A Method to Improve the Performance of Reinforcement Learning Based on the Y Operator for a Class of Stochastic Differential Equation-Based Child-Mother Systems
Cheng Yin, Yi Chen
TL;DR
The paper tackles optimal control for systems with stochastic dynamics described by $\\mathcal{SDE}$s, focusing on a child-mother system and the challenge of incorporating stochasticity into value-function estimation. It introduces the $\\mathcal{Y}$ operator, proven equivalent to the Itô generator $\\mathcal{A}$, to transform the time derivative of value-function functionals into partial derivatives of the drift and diffusion terms, enabling the YORL framework. The method integrates the operator into a Critic loss and uses PPO-style Actor updates, augmented by a data-driven NSDE calibration step.
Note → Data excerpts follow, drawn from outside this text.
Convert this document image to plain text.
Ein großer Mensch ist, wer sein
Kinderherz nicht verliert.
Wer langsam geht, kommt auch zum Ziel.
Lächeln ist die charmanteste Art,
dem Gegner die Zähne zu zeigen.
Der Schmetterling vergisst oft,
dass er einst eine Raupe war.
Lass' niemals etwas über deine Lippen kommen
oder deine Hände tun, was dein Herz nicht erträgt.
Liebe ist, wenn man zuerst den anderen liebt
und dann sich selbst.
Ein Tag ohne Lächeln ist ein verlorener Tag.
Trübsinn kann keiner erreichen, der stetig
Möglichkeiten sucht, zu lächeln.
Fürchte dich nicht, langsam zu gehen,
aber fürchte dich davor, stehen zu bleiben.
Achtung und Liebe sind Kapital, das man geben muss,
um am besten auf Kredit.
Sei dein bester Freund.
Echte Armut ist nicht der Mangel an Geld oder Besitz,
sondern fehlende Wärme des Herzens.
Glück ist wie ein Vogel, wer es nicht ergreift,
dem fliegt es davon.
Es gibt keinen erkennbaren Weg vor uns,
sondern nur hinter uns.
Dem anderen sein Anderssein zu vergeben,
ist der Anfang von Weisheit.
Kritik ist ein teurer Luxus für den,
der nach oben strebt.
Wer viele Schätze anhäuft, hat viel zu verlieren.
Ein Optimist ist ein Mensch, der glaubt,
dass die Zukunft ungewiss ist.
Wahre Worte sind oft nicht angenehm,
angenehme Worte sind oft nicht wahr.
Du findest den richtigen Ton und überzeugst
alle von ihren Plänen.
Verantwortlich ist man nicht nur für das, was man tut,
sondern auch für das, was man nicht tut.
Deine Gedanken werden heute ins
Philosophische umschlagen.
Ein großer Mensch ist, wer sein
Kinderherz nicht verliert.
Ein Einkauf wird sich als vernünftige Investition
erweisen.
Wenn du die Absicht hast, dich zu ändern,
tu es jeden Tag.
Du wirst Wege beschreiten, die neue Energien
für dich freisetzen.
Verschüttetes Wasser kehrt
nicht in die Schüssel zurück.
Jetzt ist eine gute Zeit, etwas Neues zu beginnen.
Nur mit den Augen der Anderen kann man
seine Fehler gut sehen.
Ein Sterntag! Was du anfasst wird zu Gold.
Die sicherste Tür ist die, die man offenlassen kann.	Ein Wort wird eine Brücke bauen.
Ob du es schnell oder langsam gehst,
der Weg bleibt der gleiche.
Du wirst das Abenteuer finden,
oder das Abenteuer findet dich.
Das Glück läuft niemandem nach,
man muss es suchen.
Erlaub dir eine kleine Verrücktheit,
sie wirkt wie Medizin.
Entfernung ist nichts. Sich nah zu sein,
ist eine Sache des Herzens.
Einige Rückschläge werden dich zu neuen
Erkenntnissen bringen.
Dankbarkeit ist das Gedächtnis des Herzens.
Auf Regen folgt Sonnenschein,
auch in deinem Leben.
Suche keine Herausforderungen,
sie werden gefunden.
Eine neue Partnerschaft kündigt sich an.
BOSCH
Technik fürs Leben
Across linear and nonlinear NSDE experiments, YORL outperforms traditional TSRL in convergence and final reward, with flexibility in activation choices and applicability to offline/IRL scenarios, highlighting practical impact for stochastic control with neural RL.
Abstract
This paper introduces a novel operator, termed the Y operator, to elevate control performance in Actor-Critic(AC) based reinforcement learning for systems governed by stochastic differential equations(SDEs). The Y operator ingeniously integrates the stochasticity of a class of child-mother system into the Critic network's loss function, yielding substantial advancements in the control performance of RL algorithms.Additionally, the Y operator elegantly reformulates the challenge of solving partial differential equations for the state-value function into a parallel problem for the drift and diffusion functions within the system's SDEs.A rigorous mathematical proof confirms the operator's validity.This transformation enables the Y Operator-based Reinforcement Learning(YORL) framework to efficiently tackle optimal control problems in both model-based and data-driven systems.The superiority of YORL is demonstrated through linear and nonlinear numerical examples showing its enhanced performance over existing methods post convergence.